Title: Toward HPC/Big Data convergence: the YML+Hadoop 2.x opportunity

Speaker:Dr.Laurent Bobelin

Time:15:00, June 28

Place: Meeting Room at the second of the Computing Center

About the speaker:

Dr.Laurent Bobelin has a fifteen year experience in distributed system research, both in industry and academy. He obtained his Ph.D. from the Université de la Méditerranée, Marseilles, France, in 2008. He held academic positions in France at CNRS, INRIA, ENS Lyon, and in distributed computing teams at Grenoble, Bourges and Tours. In industry, he worked on grid research projects funded by Europe as well as French Ministry of Research. As an academic he worked on various subject related to network place in distributed systems architecture and operation, such as automatic discovery and modeling of distributed systems networks, architecture and design of computing grids, automatic network security in cloud platform, distributed system modeling for simulation and Hadoop scheduling. His research interests include distributed systems architecture and their security, networking and big data.

Abstract:

One of the biggest challenges that focus attention of large scale systems researchers these days is the convergence of High Performance and Big Data Computing. But anyone who tries to tackle this challenge will face many problems, ranging from hardware inefficiency to major software incompatibility.

Hadoop is one of the major frameworks dedicated to big data distributed computing. Initially dedicated to MapReduce programming framework in version 1, it has evolved since version 2 in a generic middleware able to handle any kind of distributed application. In order to do so, Hadoop has known tremendous changes in its architecture and design since version 1.x. However, its performances remains highly dependent from Map Reduce initial assumptions about the underlying architecture.
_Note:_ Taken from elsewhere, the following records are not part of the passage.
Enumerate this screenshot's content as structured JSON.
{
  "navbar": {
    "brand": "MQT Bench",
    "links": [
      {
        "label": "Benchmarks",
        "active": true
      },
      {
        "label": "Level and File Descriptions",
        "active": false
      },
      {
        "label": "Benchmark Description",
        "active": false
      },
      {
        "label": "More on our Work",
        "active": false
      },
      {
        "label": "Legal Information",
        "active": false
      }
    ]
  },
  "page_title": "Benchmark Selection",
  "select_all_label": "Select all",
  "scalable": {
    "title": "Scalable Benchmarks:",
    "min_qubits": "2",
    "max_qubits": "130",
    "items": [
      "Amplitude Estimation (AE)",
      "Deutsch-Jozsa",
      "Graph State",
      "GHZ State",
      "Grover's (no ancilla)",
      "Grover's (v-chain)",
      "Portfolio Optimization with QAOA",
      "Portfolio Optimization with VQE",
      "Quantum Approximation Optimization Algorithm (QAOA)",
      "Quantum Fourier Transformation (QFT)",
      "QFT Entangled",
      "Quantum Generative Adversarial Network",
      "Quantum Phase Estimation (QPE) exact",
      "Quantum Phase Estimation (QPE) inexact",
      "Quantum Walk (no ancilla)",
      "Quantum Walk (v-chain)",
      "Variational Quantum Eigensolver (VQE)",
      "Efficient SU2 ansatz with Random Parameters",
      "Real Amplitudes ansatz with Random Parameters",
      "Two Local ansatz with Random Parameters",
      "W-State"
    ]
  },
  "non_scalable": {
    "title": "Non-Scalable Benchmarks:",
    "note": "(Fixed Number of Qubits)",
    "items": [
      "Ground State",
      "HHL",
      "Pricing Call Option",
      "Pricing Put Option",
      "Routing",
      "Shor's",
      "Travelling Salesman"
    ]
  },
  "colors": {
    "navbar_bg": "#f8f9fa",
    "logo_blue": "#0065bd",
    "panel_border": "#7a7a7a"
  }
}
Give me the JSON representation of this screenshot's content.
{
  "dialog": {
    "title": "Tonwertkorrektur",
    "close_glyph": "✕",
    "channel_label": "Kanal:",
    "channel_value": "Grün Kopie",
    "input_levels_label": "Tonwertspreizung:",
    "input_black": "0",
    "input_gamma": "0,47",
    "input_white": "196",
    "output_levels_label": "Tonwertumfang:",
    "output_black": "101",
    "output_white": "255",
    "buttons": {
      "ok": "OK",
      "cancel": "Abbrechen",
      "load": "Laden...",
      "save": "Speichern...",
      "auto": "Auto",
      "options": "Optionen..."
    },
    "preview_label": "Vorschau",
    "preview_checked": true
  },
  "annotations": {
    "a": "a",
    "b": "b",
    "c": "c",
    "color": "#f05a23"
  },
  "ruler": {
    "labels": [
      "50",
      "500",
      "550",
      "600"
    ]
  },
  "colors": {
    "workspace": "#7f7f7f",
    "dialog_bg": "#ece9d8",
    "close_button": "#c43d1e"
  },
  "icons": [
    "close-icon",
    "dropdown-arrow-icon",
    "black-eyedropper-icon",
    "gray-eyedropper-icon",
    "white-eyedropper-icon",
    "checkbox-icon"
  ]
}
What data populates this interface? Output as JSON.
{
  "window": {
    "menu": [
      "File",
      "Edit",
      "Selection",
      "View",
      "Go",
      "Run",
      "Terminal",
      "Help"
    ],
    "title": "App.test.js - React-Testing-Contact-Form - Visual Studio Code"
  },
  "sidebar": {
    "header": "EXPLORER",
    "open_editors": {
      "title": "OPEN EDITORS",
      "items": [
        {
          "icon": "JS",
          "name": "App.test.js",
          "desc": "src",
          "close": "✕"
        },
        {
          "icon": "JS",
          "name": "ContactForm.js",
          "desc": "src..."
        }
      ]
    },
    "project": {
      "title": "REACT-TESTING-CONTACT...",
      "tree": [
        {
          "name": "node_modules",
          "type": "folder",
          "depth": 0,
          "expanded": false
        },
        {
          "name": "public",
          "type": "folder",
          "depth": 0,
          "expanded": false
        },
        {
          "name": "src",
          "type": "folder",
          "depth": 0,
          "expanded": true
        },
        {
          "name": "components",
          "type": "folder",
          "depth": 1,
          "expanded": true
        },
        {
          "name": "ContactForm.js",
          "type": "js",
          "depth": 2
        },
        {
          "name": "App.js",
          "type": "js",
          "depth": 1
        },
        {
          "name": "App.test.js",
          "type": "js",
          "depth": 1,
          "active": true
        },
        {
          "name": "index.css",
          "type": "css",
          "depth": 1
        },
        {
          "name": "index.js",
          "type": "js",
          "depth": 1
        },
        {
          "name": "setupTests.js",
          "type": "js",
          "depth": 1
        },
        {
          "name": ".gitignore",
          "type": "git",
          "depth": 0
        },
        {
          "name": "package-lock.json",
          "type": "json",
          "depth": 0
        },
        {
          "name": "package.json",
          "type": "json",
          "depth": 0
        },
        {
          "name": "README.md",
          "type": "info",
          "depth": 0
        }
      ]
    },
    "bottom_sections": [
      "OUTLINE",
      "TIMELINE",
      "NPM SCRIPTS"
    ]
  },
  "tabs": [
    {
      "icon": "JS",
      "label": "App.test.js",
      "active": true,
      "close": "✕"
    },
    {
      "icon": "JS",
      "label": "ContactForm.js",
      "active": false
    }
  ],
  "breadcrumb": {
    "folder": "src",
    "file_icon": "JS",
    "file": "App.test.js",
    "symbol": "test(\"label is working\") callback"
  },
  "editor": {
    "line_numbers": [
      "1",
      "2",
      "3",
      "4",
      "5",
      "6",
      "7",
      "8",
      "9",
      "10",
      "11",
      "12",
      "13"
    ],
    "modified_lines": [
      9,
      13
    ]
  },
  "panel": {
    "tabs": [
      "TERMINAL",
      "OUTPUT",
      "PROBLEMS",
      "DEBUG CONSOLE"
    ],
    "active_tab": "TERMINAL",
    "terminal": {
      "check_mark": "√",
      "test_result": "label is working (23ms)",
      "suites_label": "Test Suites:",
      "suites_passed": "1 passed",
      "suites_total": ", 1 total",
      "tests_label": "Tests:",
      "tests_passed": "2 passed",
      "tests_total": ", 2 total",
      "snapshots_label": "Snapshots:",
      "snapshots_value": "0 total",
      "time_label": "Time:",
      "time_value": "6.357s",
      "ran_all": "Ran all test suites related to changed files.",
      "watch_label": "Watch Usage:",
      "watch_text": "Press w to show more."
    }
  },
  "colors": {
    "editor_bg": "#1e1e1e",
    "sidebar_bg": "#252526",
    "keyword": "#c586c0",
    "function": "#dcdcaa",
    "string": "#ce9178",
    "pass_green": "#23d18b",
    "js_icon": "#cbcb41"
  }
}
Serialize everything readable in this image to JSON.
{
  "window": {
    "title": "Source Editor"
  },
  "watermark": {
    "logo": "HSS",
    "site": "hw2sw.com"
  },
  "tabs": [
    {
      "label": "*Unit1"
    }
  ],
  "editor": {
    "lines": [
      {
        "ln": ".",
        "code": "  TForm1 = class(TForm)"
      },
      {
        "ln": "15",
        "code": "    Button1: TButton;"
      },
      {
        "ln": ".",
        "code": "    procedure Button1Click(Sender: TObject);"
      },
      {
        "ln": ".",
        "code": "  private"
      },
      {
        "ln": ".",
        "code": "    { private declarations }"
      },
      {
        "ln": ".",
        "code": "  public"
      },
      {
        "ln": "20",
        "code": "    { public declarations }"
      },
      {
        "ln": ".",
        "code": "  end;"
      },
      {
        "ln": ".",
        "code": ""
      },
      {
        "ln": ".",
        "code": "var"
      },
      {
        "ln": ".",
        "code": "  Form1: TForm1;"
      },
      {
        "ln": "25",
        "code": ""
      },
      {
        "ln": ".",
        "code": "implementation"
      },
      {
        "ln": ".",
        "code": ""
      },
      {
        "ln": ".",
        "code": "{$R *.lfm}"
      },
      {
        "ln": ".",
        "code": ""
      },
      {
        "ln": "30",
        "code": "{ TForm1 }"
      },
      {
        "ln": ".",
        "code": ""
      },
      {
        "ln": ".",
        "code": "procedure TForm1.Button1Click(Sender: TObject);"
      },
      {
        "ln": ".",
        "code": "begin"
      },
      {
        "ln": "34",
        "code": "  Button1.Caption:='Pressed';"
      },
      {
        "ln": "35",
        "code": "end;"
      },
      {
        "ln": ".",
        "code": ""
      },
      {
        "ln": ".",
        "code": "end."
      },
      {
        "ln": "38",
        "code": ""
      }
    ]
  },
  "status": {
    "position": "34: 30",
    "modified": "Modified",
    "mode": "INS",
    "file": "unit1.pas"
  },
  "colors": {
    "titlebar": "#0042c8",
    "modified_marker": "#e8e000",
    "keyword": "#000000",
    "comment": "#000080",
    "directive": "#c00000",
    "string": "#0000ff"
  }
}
YML is a workflow framework for HPC applications, developed since more than 10 years by the French research community that has been used on many supercomputers in France and abroad, such as K computer at RIKEN. It turns out that Hadoop v2 and YML schedulers share a lot in terms of architecture: there is then an opportunity to mix big data and HPC worklow so that an application can use methods coming from both worlds concurrently by intergrating those two tools. This seminar presents some of major locks of HPC and Big Data convergence as well as the ongoing work of integrating Hadoop and YML.